The Task Progress column displays "Number of processed requests/Total number of requests".
Task Status:
For tasks with status Executing and Validating, you can click Cancel Task. For Completed tasks, you can click View Results.
For Failed tasks, hover over the status to check the error message.
Query by workspace
Batch inference tasks created in each workspace are automatically assigned to the workspace of the creator. You can filter the tasks by workspaces. You can also enter Task Name or Task ID in the Search Box, and click to start query.
Workspace permission descriptions:
All: View tasks from all workspaces.
Default Workspace: View tasks only from the default workspace.

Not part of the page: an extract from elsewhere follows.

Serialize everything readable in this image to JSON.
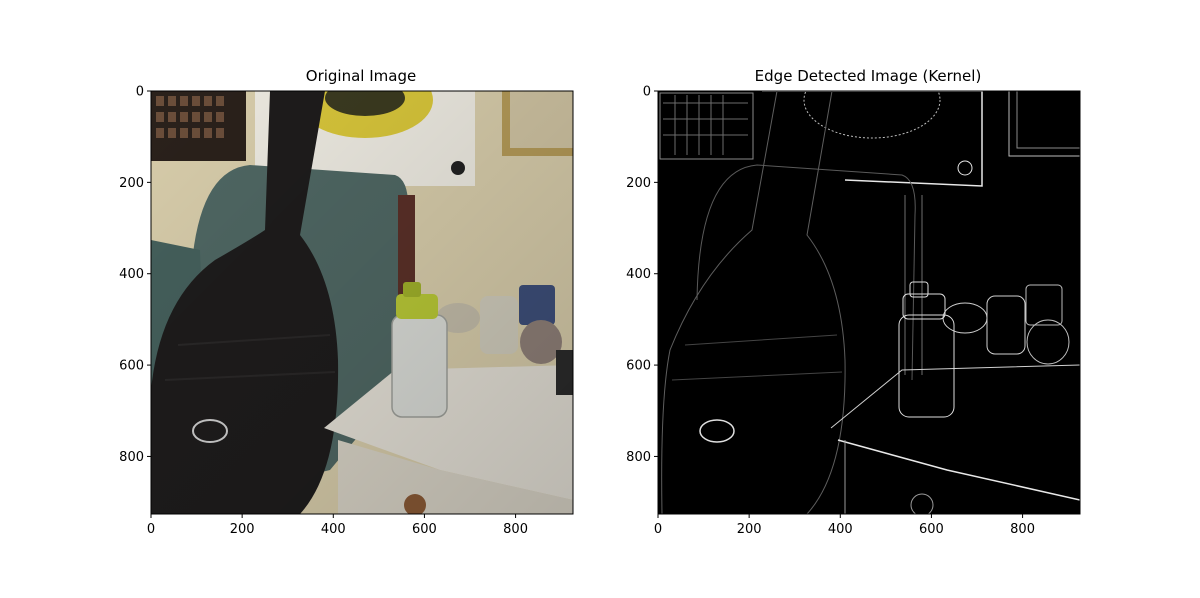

Name of sub-workspace: View tasks only from the selected workspace.
3. Download result file
After a batch inference task is completed, you can click View Results to check and download the result file.

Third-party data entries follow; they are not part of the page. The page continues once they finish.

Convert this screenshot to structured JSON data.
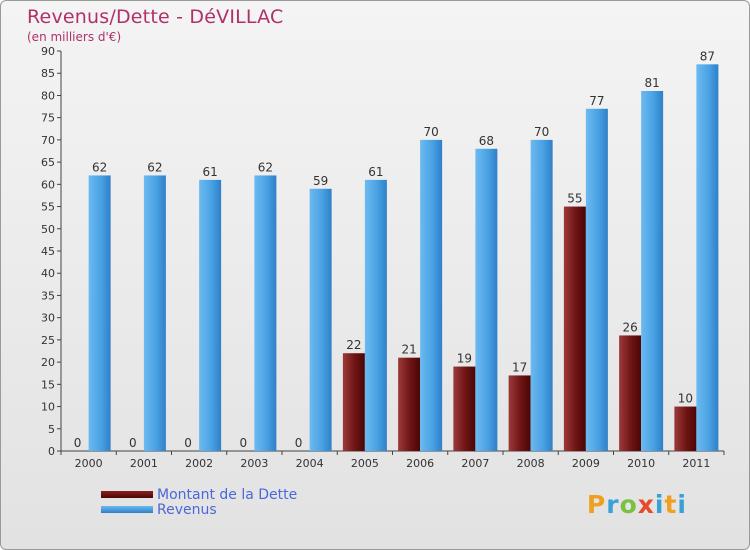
{
  "header": {
    "title": "Revenus/Dette - DéVILLAC",
    "subtitle": "(en milliers d'€)"
  },
  "legend": [
    {
      "label": "Montant de la Dette",
      "color": "#7a1818"
    },
    {
      "label": "Revenus",
      "color": "#4fa8e8"
    }
  ],
  "brand": {
    "name": "Proxiti"
  },
  "chart_data": {
    "type": "bar",
    "title": "Revenus/Dette - DéVILLAC",
    "subtitle": "(en milliers d'€)",
    "categories": [
      "2000",
      "2001",
      "2002",
      "2003",
      "2004",
      "2005",
      "2006",
      "2007",
      "2008",
      "2009",
      "2010",
      "2011"
    ],
    "series": [
      {
        "name": "Montant de la Dette",
        "color": "#7a1818",
        "values": [
          0,
          0,
          0,
          0,
          0,
          22,
          21,
          19,
          17,
          55,
          26,
          10
        ]
      },
      {
        "name": "Revenus",
        "color": "#4fa8e8",
        "values": [
          62,
          62,
          61,
          62,
          59,
          61,
          70,
          68,
          70,
          77,
          81,
          87
        ]
      }
    ],
    "ylim": [
      0,
      90
    ],
    "ytick_step": 5,
    "grid": false,
    "legend_position": "bottom-left"
  }
}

For Completed or Stopped tasks, the results are saved in the result file, and error messages are saved in the error file.
Failed status indicates that file parsing failed. No result file or error file will be returned. Hover over the status to view the error messages and check your uploaded file accordingly.
API reference
Model Studio provides Batch interface compatible with OpenAI. You can use it to execute batch inference tasks, see Batch.
Statistics
Go to Model Observation, select Batch Inference for Inference Type. Select a time period from today to the last 15 days, accurate to the second, to view the statistics of all models during the selected time period.
The model call time for batch inference is based on the end time of the task. Therefore, ongoing tasks will not be displayed here.
Click Monitor to the right of a model, select Batch Inference for Inference Type. Select a time period from today to the last 15 days, accurate to the second, to view the trends of Call Statistics and Performance Metrics for that model.
Billing
The cost of batch inference is 50% of real-time inference. For specific pricing, see Models.
Batch calling does not support discounts such as free quota or context cache.
In each task, only requests that have been successfully executed are billed. Unexecuted requests are not billed.